Enterococcus faecalis -derived lactic acid suppresses macrophage activation to facilitate persistent and polymicrobial wound infections

Macrophage activation is essential for innate immunity, and its suppression enables pathogen persistence. We show that Enterococcus faecalis suppresses macrophage activation through lactic acid-mediated extracellular acidification.

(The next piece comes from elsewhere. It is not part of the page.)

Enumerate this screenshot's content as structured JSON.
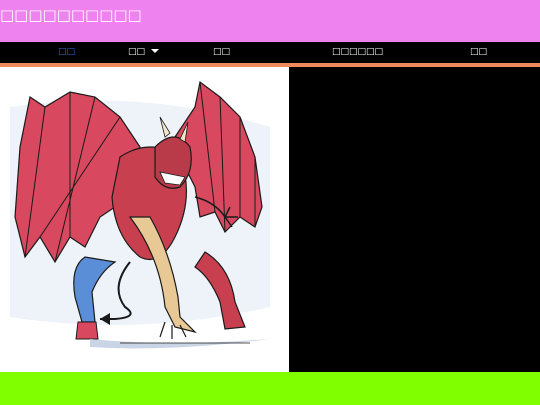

Mutants lacking lactate dehydrogenase ( ldh ), and thus unable to acidify the environment, fail to inhibit NF-κB. E. faecalis- derived lactic acid acts via MCT-1 and GPR81 through two distinct but complementary mechanisms that culminate in the reduction of NF-κB activity. Lactic acid acts through MCT-1 to inhibit ERK and STAT3 phosphorylation, leading to reduced STAT3 binding to the Myd88 promoter, and reduced MyD88 protein levels. Lactic acid signaling to GPR81 mediates the phosphorylation of the transcriptional factor YAP, ultimately attenuating NF-κB signaling. In a murine wound infection model, this lactic acid-driven immunosuppressive niche enables prolonged E. faecalis persistence and enhances the fitness of co-infecting bacteria such as Escherichia coli. These findings reveal how bacterial lactic acid subverts innate immunity to support chronic and polymicrobial infections.